Augusto Heleno disse que o poder Executivo não deveria ceder às vontades do Congresso

O ministro-chefe do Gabinete de Segurança Institucional (GSI), Augusto Heleno , admitiu nesta quarta-feira (19) ter sido “imprudente” ao se deixar filmar afirmando que o governo não poderia aceitar “chantagens” do Congresso . A fala foi captada por uma transmissão ao vivo na conta do Facebook do presidente Jair Bolsonaro, durante cerimônia de hasteamento da bandeira, no Palácio da Alvorada. Mais cedo, Heleno havia dito que divulgação da declaração foi um “lamentável episódio de invasão de privacidade”.
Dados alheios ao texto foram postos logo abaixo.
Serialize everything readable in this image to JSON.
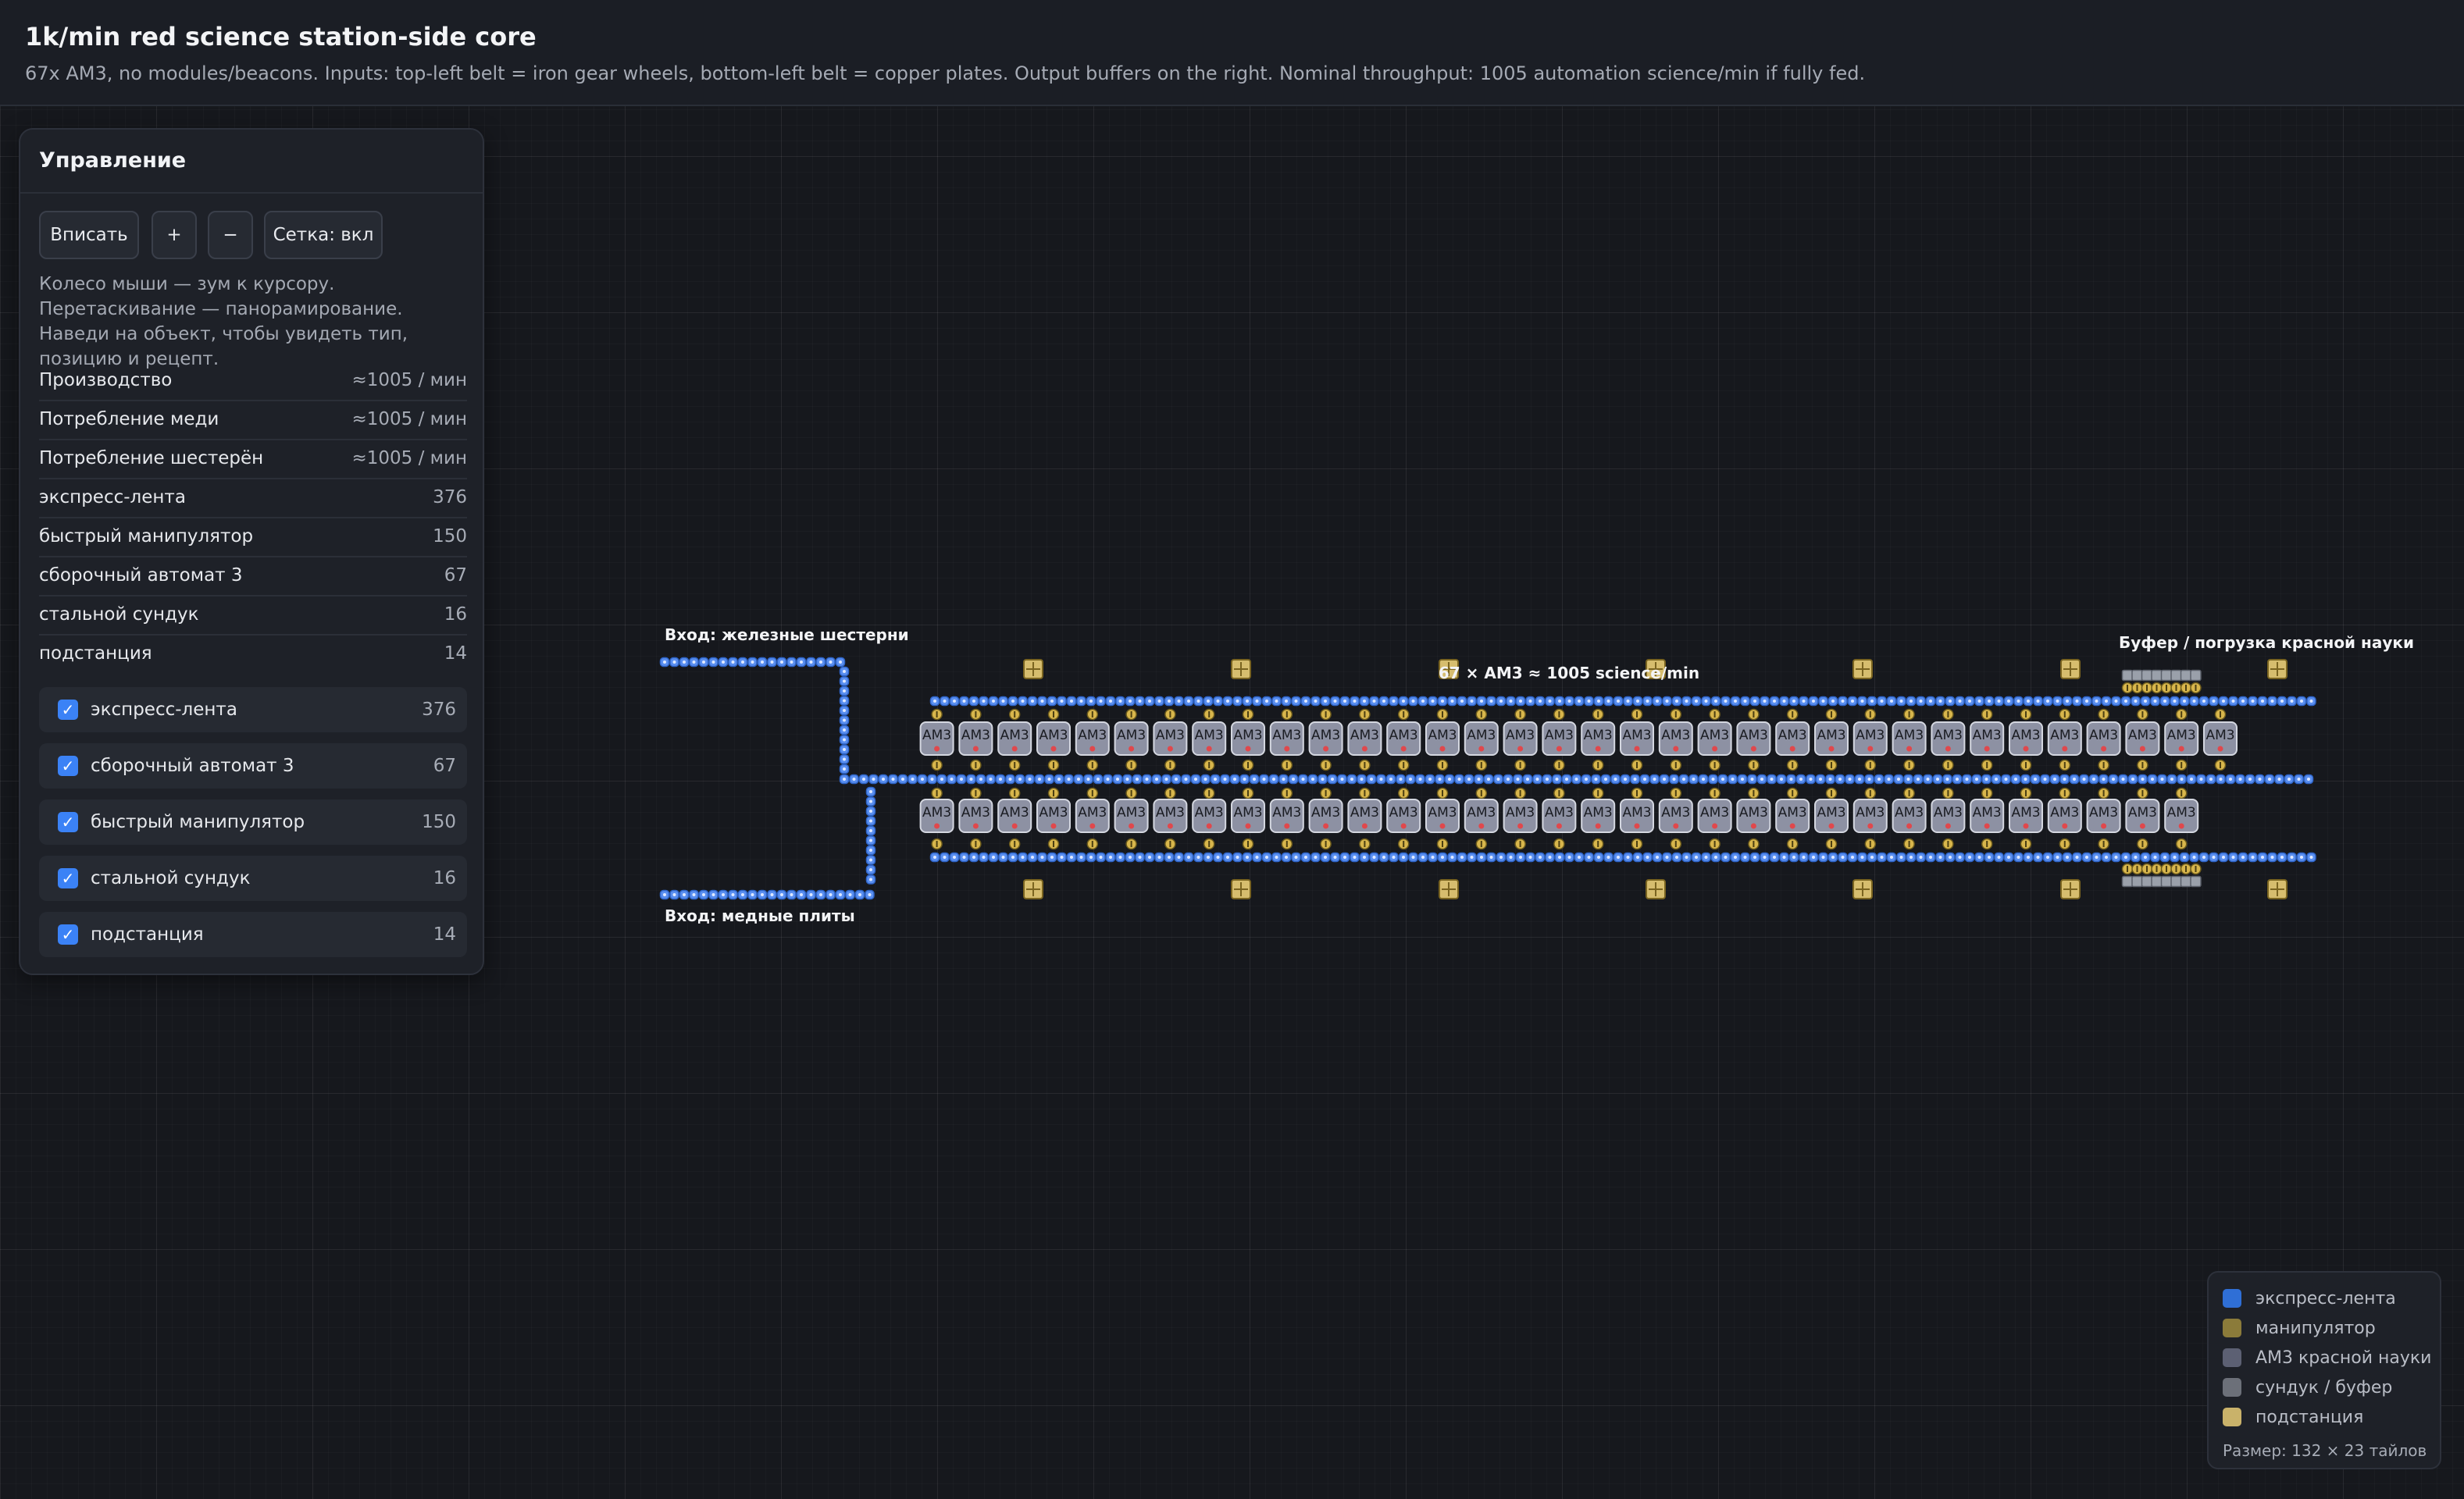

Na manhã desta quarta-feira, Heleno admitiu no Twitter a declaração, ocorrida na véspera, mas criticou o “vazamento” dela. Um usuário da rede social afirmou que ele deveria aprender a utilizar um bloqueador de grampos. “Estava no hasteamento da Bandeira. Eu fui imprudente”, respondeu Heleno.

Leia: Parlamentares seguem Maia e reagem a Heleno: ‘A perda de compostura está se espalhando por todo o governo’, diz Tasso.

Leia também: “Se desejam o parlamentarismo, mudem a Constituição”, diz Augusto Heleno

Em uma sequência de mensagens, o ministro disse que existem “insaciáveis reivindicações de alguns parlamentares”, que reduzem “substancialmente” o orçamento do Executivo, e afirmou que, se há um desejo de implementar o parlamentarismo no Brasil, é necessário alterar a Constituição.

O pano de fundo da discussão é a articulação do Congresso para derrubar vetos de Bolsonaro ao orçamento impositivo, que dá mais poder aos parlamentares. O governo tenta chegar a um acordo para impedir a derrubada de todos os vetos. Caso isso ocorra, o Congresso terá o controle de R$ 30 bilhões.

Em uma reunião, Heleno afirmou a Bolsonaro que o ele deveria “convocar o povo às ruas” para impedir a ação dos parlamentares. Bolsonaro, porém, pediu cautela e aconselhou a articulação política a costurar um novo acordo com o Legislativo.